DE L’ORIGINE PHILOSOPHIQUE DE LA FALAISE ECOLOGIQUE
Dans « L’appartenance au monde » Claude Romano procède à une magistrale auscultation de la philosophie occidentale (v. dernier billet, 28/06/2025). Ayant depuis vingt cinq siècles opéré une scission entre le corps et l’esprit, elle a contribué « à creuser sous nos pas une falaise écologique » (p.9). Elle n’a pas permis de « se forger un cadre cohérent pour pouvoir y progresser » (p. 18). Elle « a assuré le triomphe du scepticisme » et a empêché « de voir en autrui un alter ego » (p. 350).
L’auteur, pour déconstruire, édifie une conception du monde dont la solidité lui permet de conclure que « nous avons trouvé la sortie du labyrinthe et pouvons marcher en pleine lumière » p. (370). Notre monde peut être ré-enchanté, nous pouvons affirmer avec force que le faux n’est pas vrai, que le beau est beau et que le juste est juste sans crainte de paraître dogmatique parce que disant cela nous contredirions l’avidité du puissant. Nous avons retrouvé la légitimité à distinguer le bien du mal (p.369).
Une inquiétude demeure. « L’inéliminabilité du mal, l’irrationalité et le non sens » sont estimées « demeurées comme des dimensions de l’histoire humaine » (p. 369/370). Nous constatons qu’elles sont en train de tout emporter, nous faisant sortir de cette histoire. Les jeux sont faits, le mal semble avoir triomphé. Les changements de « climat » philosophique sont fort longs à opérer, trop pour intervenir à temps. Et l’on voit mal où l’homme trouvera la volonté de surmonter tant d’obstacles.
Le labyrinthe, comme le nomme Claude Romano, exige de son prisonnier, un effort exceptionnel pour être franchi. Penser que l’altérité d’autrui pourra se reconnaître par la vision de son seul visage comme quelques remarques de Wittgtenstein le laissent entendre, qu’il s’agit « d’une affaire pratique et non pas théorique », est insuffisant. Il nous faut « mettre à jour ce qui, dans l’image du monde héritée de la révolution scientifique et de son interprétation philosophique dominante, nous condamne à l’échec » (p.355/356).

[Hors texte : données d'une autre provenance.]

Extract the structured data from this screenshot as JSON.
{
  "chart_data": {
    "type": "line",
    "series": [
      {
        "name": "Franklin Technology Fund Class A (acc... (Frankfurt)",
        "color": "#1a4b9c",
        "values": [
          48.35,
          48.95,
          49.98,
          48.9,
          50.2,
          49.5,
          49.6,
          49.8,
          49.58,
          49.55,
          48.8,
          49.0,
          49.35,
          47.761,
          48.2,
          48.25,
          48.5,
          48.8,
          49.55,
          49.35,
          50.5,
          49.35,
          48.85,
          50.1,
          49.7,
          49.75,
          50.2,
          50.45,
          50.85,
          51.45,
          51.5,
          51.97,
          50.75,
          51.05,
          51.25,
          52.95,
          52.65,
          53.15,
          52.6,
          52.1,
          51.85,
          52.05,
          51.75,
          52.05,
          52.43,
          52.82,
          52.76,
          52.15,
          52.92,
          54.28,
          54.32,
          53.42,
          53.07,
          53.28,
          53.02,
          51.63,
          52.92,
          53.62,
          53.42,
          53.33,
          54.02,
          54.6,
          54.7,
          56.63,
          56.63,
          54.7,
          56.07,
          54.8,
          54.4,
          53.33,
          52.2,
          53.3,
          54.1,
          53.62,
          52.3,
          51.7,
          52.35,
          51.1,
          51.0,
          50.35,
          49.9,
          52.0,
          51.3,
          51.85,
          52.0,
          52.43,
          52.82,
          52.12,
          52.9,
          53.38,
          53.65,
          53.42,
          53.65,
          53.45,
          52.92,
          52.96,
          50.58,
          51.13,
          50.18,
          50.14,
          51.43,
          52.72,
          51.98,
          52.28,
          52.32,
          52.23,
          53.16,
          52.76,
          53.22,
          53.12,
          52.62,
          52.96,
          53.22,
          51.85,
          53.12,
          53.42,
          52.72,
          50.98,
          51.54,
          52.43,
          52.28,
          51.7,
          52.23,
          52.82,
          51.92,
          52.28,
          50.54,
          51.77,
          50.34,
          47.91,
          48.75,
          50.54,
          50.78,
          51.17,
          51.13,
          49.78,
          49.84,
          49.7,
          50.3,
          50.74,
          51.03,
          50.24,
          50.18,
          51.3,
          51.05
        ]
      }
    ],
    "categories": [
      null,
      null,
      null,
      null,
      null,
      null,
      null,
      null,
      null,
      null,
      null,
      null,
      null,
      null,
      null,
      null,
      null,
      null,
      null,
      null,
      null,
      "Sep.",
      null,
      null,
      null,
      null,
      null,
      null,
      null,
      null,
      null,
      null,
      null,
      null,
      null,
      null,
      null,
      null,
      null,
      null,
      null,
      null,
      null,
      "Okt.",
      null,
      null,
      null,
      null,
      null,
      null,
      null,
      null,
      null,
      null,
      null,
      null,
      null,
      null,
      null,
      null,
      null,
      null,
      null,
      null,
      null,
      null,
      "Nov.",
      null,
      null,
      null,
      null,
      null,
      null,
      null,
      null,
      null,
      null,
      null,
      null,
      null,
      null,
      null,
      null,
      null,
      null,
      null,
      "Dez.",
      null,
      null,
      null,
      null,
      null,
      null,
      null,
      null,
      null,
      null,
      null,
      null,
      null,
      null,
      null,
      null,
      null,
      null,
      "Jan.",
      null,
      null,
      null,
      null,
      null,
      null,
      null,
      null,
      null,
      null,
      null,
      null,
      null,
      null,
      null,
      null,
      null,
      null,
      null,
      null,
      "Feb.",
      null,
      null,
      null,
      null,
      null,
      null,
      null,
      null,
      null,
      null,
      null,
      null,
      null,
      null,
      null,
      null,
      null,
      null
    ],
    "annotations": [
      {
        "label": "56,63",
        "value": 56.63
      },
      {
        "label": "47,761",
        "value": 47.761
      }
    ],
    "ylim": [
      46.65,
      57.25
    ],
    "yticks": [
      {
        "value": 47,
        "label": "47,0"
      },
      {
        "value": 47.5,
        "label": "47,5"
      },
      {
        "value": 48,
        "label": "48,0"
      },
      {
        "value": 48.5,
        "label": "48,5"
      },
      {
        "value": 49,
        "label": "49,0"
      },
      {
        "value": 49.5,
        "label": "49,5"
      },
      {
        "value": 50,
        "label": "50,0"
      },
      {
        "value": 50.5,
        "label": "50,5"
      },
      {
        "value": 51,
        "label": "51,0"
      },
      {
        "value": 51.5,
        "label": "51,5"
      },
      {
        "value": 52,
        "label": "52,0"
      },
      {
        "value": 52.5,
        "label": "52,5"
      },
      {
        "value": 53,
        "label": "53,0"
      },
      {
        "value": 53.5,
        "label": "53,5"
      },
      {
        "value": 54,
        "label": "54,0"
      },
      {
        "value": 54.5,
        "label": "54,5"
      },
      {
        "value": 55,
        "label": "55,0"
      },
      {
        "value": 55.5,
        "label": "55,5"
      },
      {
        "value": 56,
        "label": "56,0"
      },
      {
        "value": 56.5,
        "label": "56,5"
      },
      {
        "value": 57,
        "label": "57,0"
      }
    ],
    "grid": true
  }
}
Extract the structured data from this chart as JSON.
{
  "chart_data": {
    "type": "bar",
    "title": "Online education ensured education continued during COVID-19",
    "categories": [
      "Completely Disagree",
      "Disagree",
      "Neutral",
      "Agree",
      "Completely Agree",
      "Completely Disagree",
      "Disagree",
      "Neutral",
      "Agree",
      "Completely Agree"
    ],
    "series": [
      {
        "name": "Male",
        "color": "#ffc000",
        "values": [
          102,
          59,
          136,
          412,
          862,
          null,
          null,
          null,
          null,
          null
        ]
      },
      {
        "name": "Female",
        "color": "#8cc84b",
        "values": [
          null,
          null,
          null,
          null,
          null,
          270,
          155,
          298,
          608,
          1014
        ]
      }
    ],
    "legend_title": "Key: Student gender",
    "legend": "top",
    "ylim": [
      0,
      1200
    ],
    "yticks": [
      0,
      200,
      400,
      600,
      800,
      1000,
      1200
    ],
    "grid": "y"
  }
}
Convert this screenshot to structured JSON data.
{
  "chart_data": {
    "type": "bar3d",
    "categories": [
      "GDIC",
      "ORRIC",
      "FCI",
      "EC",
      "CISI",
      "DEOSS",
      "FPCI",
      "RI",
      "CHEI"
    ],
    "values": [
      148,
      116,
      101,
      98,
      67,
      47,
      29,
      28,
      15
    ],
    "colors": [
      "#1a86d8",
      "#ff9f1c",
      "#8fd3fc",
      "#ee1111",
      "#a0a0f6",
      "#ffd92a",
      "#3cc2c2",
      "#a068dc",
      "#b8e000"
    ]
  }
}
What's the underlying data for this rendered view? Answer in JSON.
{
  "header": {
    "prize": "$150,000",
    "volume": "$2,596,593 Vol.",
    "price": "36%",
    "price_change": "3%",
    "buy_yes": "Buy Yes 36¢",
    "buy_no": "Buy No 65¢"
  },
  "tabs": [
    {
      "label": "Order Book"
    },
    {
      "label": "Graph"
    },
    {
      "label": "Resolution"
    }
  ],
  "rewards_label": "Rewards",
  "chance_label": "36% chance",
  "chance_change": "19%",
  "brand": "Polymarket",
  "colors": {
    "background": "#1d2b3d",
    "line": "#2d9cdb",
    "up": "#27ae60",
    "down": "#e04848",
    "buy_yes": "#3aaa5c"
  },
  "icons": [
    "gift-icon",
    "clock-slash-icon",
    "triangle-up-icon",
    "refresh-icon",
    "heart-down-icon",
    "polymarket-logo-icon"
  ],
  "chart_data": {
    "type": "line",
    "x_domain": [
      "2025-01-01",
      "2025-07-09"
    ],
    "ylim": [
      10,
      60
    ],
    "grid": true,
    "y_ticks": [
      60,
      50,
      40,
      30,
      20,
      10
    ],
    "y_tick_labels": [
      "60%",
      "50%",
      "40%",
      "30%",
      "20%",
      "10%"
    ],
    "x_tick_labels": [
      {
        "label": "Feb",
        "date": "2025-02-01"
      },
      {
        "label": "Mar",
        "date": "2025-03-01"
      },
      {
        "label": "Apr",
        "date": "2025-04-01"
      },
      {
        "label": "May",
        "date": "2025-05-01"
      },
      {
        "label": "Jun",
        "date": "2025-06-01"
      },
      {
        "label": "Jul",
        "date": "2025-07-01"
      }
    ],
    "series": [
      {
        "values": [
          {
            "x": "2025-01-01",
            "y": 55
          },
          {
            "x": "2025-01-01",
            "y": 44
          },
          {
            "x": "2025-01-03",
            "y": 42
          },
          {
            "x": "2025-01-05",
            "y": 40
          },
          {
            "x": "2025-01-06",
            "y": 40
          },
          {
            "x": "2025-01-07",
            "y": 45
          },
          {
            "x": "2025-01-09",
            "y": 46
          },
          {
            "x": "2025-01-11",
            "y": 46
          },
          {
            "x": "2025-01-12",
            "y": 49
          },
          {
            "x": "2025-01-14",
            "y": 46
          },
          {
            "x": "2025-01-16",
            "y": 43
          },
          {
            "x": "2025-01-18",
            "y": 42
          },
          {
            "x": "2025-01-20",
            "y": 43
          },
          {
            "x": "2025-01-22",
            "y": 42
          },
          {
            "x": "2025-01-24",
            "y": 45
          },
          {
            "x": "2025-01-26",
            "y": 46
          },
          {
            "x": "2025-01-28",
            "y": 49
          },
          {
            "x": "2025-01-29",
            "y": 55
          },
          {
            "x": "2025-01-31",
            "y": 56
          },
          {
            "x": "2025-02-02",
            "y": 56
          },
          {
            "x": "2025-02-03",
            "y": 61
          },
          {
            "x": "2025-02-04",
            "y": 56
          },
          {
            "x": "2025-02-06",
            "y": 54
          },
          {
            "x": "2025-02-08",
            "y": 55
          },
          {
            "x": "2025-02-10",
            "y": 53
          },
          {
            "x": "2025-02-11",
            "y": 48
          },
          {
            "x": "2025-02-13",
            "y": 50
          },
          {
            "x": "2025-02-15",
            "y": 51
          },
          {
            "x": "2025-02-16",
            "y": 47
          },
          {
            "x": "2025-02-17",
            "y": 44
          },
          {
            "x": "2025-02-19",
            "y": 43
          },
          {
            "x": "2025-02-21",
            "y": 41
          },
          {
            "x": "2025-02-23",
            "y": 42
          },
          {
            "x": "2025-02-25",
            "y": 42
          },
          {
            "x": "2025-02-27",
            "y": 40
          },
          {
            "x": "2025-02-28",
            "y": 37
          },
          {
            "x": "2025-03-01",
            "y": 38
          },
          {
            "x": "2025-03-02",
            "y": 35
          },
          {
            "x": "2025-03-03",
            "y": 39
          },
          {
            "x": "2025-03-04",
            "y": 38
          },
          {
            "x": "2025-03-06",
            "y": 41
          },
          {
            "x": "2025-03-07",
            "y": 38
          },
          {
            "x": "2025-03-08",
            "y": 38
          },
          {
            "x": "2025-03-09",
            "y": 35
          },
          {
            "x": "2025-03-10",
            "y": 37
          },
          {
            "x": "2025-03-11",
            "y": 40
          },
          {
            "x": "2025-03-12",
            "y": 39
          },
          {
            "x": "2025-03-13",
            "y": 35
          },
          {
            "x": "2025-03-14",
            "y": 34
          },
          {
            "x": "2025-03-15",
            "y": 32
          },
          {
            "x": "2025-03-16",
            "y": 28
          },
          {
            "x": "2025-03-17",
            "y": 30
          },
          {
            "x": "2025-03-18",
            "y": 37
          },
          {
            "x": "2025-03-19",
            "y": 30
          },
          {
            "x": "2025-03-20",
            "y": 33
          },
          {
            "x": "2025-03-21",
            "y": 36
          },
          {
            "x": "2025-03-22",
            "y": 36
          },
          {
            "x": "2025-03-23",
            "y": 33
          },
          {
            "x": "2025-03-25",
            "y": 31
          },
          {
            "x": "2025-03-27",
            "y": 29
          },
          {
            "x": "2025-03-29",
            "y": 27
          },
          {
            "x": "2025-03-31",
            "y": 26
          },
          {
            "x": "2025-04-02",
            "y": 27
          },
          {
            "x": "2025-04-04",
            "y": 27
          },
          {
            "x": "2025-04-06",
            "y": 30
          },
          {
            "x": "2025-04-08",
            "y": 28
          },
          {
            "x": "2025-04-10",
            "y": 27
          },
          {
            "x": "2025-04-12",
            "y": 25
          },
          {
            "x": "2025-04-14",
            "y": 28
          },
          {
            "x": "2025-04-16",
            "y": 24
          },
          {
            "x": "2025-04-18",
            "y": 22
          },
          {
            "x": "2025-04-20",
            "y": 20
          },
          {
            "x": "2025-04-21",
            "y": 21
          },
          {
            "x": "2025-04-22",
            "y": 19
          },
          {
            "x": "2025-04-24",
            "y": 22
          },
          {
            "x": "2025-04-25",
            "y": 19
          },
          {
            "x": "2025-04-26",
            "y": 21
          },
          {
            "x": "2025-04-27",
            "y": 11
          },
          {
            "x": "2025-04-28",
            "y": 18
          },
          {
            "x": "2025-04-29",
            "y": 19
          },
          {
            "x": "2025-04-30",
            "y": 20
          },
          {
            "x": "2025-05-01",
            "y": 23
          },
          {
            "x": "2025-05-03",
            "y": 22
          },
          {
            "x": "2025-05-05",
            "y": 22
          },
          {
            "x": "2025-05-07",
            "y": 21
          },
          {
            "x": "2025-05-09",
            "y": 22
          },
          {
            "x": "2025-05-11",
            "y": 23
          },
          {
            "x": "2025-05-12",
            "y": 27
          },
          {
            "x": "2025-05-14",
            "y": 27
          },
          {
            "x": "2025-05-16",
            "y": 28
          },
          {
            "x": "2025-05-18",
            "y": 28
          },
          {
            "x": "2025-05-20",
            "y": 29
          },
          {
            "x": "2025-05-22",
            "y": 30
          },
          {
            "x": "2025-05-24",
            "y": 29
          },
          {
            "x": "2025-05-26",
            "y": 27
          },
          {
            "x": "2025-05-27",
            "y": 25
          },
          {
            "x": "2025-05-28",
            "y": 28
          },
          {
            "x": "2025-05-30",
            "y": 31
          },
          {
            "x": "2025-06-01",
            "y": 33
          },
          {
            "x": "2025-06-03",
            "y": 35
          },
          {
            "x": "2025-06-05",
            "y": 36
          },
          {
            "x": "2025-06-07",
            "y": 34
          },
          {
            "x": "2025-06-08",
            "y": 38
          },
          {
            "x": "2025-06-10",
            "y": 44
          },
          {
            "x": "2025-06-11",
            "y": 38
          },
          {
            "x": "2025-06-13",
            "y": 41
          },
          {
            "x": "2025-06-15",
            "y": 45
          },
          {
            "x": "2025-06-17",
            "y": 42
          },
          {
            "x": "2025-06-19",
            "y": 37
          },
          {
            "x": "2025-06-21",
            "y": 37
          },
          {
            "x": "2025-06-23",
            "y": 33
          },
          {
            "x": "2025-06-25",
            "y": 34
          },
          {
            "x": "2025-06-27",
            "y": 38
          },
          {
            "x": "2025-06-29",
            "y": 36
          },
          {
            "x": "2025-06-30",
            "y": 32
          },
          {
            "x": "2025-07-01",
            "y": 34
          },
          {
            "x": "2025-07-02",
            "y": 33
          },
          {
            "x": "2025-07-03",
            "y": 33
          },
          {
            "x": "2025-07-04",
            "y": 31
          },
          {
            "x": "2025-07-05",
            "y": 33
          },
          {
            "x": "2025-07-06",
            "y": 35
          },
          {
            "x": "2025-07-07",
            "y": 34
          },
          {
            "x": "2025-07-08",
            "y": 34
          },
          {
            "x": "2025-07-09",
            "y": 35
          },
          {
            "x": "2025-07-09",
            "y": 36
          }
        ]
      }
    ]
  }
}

Le trajet auquel ouvre l’ontologie, plus simple, demande surtout de la disponibilité pour accueillir la nouveauté d’un monde qui s’ouvre à une liberté que actuellement l’on revendique tout en la vivant comme incapable d’unir des hommes ayant maîtrisé leur propension à la domination.
Il s’agit de passer du monde que l’homme perçoit, le monde sensoriel que R. Barbaras nomme « un monde comme unité de sens » c'est-à-dire comportant « un principe de clôture » (Phénoménologie et cosmologie. P.10) à un monde que l’homme ne peut percevoir par ses seuls sens. Pour le cosmologue ce monde ne peut être perçu par qui est englobé par lui. Ce monde est « ouvert, non totalisable, en tant qu’englobant tout ce qui peut advenir » (BR, p. 13). Du point de vue de l’ontologie il ne peut se concevoir qu’en retrouvant son infinité au travers la lecture de Être.
Si l’ontologie ne peut garantir la bonne issue de l’épisode que l’homme vit actuellement au moins lui assure-t-elle de pouvoir, en d’autres temps, s’accomplir. Il ne s’agit pas ici d’une nouvelle « théodicée », ce que C. Romano refuse à juste titre, mais d’une confiance accordée à la liberté humaine. Mieux que le pari de Pascal, cette confiance a chance d’être auto-réalisatrice.